A sound generator is a vibrating object which produces a sound. There are two main kinds of sound generators (thus, two main kinds of musical instruments).

A full cycle of a sound wave will be described in each example which consists of initial normal conditions (no fluctuations in atmospheric pressure), an increase of air pressure, a subsequent decrease in air pressure which brings it back to normal, a decrease in air pressure (less pressure than initial conditions), and lastly, an increase which brings atmospheric pressure back to normal again. Therefore, the final conditions are the same as the initial, at-rest conditions.

The first kind is simple and is called the vibrating or oscillating piston. Examples of this type of sound generator include the soundboard of a piano, the surfaces of drums and cymbals, the diaphragm of loudspeakers, etc. The forward movement of something through the atmosphere causes an immediate increase in air pressure (compression) or condensation in the air adjacent to the piston. A complete cycle, or one complete soundwave, consists of an increase of pressure in the air, a subsequent decrease of pressure so that the pressure is back to normal, and a following decrease in air pressure called rarefaction. One complete cycle is produced when a drum is hit once with force.

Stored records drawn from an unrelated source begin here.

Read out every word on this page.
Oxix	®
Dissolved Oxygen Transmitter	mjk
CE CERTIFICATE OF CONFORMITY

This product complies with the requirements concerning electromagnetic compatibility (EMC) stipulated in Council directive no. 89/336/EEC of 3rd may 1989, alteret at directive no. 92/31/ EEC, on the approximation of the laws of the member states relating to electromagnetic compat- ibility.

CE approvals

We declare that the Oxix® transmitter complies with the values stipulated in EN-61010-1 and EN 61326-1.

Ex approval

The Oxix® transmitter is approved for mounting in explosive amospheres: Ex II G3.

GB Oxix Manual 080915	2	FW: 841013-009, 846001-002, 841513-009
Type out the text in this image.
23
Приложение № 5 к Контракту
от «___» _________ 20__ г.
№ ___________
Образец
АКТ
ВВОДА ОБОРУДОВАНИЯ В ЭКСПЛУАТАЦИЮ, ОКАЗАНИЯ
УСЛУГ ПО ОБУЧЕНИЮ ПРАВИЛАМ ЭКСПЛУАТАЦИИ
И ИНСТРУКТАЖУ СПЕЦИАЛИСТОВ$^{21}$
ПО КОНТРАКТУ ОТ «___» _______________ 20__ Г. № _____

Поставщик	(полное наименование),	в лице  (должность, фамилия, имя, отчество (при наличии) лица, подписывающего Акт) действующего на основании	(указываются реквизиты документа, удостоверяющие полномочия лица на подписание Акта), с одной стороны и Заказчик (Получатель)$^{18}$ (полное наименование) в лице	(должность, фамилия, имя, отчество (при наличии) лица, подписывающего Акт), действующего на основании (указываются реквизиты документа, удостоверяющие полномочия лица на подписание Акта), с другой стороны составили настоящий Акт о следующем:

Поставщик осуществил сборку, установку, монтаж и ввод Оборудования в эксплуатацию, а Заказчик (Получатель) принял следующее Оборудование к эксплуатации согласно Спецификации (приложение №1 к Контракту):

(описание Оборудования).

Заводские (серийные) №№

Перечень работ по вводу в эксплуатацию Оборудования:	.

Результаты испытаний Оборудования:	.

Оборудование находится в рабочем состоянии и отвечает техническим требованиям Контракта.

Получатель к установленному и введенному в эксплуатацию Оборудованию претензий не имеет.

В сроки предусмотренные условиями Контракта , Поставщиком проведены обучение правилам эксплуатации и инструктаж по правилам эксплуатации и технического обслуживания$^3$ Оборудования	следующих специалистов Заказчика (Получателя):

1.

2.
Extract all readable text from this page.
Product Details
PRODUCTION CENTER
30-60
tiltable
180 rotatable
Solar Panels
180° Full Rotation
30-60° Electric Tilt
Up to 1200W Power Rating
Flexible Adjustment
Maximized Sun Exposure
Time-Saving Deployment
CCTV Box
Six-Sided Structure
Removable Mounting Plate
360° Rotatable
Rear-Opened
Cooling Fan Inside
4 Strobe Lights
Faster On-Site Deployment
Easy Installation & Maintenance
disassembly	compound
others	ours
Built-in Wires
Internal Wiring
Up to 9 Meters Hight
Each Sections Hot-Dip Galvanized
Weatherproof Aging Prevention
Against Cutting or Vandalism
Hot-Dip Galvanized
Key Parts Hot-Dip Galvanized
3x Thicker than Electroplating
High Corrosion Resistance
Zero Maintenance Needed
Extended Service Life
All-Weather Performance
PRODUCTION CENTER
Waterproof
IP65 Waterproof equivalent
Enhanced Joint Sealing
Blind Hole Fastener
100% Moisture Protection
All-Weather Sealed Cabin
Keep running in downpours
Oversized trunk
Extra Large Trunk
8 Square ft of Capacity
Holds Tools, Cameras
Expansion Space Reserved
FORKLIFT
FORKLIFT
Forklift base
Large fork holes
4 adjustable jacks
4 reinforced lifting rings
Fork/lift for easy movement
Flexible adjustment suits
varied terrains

The second kind of sound generator is the method utilized by wind instruments, such as trumpets. At the beginning of the cycle, sound pressure is normal. Then, an opening called an aperture (such as the opening on the mouthpiece of a trumpet) is partially open and a short stream of air under pressure is released. In the second step of a full cycle, the valve is completely open and pressure is at a maximum. In the third cycle, the valve is partially closed, and the pressure has decreased from the maximum value. Then, the valve is closed and the pressure is the same as normal undisturbed atmospheric pressure. Thus, a full cycle is produced. This happens very quickly in the vibration of lips (i.e., the aforementioned "valve") as they quickly open and close (or vibrate). More examples of this type of sound instrument include sirens, organs, saxophones, and trombones.

== Electronic tone generators ==
Modern sound generation also includes electronic devices that produce precise audio frequencies, commonly used in music production, hearing tests, and scientific research. Unlike acoustic instruments, these generators create sound using digital signal processing (DSP) or analog oscillators. Examples include:
- Function generators (sine, square, sawtooth waves)
- Software-based tone generators (used in audio engineering)
- Online tone generators (web applications that produce specific frequencies)

These tools are essential in fields like acoustics research, audiology, and electronic music composition.